Pick one

“Unit whatever to radio.”

“Whatever, go ahead.”

“Yeah, we need a second unit out here for an additional patient at this MVC.”

“Do you need that other unit emergency or non-emergency?”

“That depends. Where are they coming from?”

Wrong answer.

Distance has virtually no bearing on how an ambulance should respond. I don’t care about response times, and I don’t care about the company meeting their response time goals. Your patient can either a) wait just a little while to go to the hospital, because they aren’t dying right now, or, b) needs to go to the hospital five minutes ago, and you can’t take them.

Pick one. 90 percent of our emergent responses are bullshit anyways.


  1. Flash Larry says:

    “Unit 220 available from South End Regional Hospital.”
    “Unit 220, start emergency for North End Regional Hospital.”
    “Radio, we’re responding emergency to a hospital?”
    “Unit 220, yes, we have a transfer. You’re responding for times.” (that is, to get there quicker to do the non-emergency transfer)

    “Unit 221, start for the Far Southwest Road in Adjacent County, emergency.”
    “Radio, do you know where we’re responding from? That’s at least 45 minutes using lights and sirens.”
    “Yes, it’s a referral from another service.”

    If they can wait 45 minutes for an ambulance, it’s not an emergency.

    • Ah. So I see that you still work for a service that a) thinks lights and sirens matter when it comes to response times, and, b) thinks you care about their response times.

      • Flash Larry says:

        Well, I’m not convinced that an emergency response is always unwarranted, but it would be good if there were a way of triaging calls so that a determination can be made as to the appropriate level of the response. There certainly is a subset of calls where time of the essence. However, the assessment of response level is dependent on intelligent, capable and well managed dispatchers, and they are few and far between.

        The first call that I listed above was a few years ago, the other one more recently.

        The problem is that some of the company policies about how calls are dispatched and managed are completely at odds with either the fastest response times or the best deployment of resources. But that’s another discussion.

        In general, I think that EMS management almost across the board is poor, illogical, and unrealistic.

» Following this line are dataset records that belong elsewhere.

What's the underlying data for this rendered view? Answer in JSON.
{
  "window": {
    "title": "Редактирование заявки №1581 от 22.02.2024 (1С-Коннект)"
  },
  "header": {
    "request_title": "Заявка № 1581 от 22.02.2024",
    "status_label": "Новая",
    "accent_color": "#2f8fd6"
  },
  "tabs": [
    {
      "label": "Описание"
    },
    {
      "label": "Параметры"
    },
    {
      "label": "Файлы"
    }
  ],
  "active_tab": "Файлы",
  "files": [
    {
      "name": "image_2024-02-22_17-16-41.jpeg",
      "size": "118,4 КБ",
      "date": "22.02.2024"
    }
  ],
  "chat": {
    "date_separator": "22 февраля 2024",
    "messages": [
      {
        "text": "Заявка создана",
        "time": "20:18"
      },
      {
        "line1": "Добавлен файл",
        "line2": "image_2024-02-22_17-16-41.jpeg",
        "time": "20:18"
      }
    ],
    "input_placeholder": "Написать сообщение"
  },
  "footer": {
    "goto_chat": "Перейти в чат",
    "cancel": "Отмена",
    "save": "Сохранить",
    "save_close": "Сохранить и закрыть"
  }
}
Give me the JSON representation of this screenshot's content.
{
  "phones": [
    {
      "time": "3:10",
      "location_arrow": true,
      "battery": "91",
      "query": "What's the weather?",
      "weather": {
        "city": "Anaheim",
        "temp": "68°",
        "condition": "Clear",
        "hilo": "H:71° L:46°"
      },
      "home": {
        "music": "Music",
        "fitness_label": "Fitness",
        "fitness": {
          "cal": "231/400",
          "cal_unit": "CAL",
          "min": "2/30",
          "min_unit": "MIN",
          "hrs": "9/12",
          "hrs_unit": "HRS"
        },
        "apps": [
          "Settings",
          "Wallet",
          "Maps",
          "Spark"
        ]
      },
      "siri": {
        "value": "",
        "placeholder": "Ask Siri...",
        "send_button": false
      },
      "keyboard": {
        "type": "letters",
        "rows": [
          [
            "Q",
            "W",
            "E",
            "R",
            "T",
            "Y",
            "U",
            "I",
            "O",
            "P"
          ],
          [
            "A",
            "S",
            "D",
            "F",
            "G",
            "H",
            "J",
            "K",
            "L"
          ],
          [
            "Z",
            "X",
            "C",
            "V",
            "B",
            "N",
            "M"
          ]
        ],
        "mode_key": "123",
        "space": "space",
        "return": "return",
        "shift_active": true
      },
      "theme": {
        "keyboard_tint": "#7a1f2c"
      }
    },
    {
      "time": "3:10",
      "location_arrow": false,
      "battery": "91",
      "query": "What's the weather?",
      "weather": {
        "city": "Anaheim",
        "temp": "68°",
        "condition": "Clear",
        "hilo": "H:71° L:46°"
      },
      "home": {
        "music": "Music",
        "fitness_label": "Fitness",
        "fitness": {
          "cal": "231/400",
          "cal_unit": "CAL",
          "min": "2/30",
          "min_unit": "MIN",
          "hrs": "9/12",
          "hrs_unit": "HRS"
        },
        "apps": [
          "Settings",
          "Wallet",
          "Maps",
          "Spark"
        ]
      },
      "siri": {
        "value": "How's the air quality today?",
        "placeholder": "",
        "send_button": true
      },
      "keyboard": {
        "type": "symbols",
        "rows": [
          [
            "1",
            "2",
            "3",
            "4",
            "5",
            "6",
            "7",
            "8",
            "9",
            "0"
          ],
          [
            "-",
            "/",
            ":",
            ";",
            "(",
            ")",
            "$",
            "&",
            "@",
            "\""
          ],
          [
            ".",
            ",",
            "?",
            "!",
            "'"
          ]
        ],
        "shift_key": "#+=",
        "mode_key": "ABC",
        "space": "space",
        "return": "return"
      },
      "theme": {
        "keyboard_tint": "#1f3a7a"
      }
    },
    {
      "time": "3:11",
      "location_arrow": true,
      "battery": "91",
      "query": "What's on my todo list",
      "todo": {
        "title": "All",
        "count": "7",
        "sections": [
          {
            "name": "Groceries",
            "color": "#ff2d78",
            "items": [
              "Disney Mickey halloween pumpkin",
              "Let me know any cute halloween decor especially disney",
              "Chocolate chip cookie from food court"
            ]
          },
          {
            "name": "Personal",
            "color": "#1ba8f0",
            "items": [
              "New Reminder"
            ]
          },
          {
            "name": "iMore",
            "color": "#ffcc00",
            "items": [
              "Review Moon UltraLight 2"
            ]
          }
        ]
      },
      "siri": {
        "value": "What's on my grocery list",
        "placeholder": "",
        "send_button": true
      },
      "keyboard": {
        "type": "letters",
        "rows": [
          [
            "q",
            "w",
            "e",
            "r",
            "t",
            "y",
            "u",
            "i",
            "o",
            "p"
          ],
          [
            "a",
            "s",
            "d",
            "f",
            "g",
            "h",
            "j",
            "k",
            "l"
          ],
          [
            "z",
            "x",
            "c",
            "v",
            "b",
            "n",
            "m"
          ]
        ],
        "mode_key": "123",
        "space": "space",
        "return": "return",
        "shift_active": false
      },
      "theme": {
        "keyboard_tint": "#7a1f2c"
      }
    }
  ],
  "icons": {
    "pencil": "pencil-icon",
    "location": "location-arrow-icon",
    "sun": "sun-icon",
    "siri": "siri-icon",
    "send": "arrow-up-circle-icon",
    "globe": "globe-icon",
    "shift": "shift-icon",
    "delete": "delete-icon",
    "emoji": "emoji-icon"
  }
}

        For instance, IF you believe that an emergency response is warranted, and you set a response time goal that you want units to meet, but you deploy units in such a way that their response distance is extended, and then make a rule that they can’t exceed the speed limit more than 10mph (even on a freeway), then you have created policies that mitigate against making your response time goal. And then you blame the crews. Or, reward those who make a certain percentage, not realizing that it is completely by chance that they’ve been able to do so.

        And I do love the “do not exceed the speed limit under any circumstances on a non-emergency call” vs. the dispatch admonition to “rush this call as much as possible.”

        And of course, there’s the ubiquitous “ETA. I’m sitting in traffic, dispatched across the city in heavy traffic, and the question “ETA?” I have no idea. I just respond with my location and traffic conditions.

        • I know that this will shock you (not), but response time goals are set by some magical, mystical formula based on cardiac arrest survival and fire response. Along with a huge dose of politics. Almost every complaint that my service fielded had to do with response times. That’s all politicians and the public care about.
          You could saw the patient in half to count the rings and no one would complain as long as you got there fast.
          It’s why the FD is sent on so many calls even though they do little to nothing to help the patient and arguably much of that they do is harmful.
          It gives the appearance that someone is doing something when they are in fact doing nothing.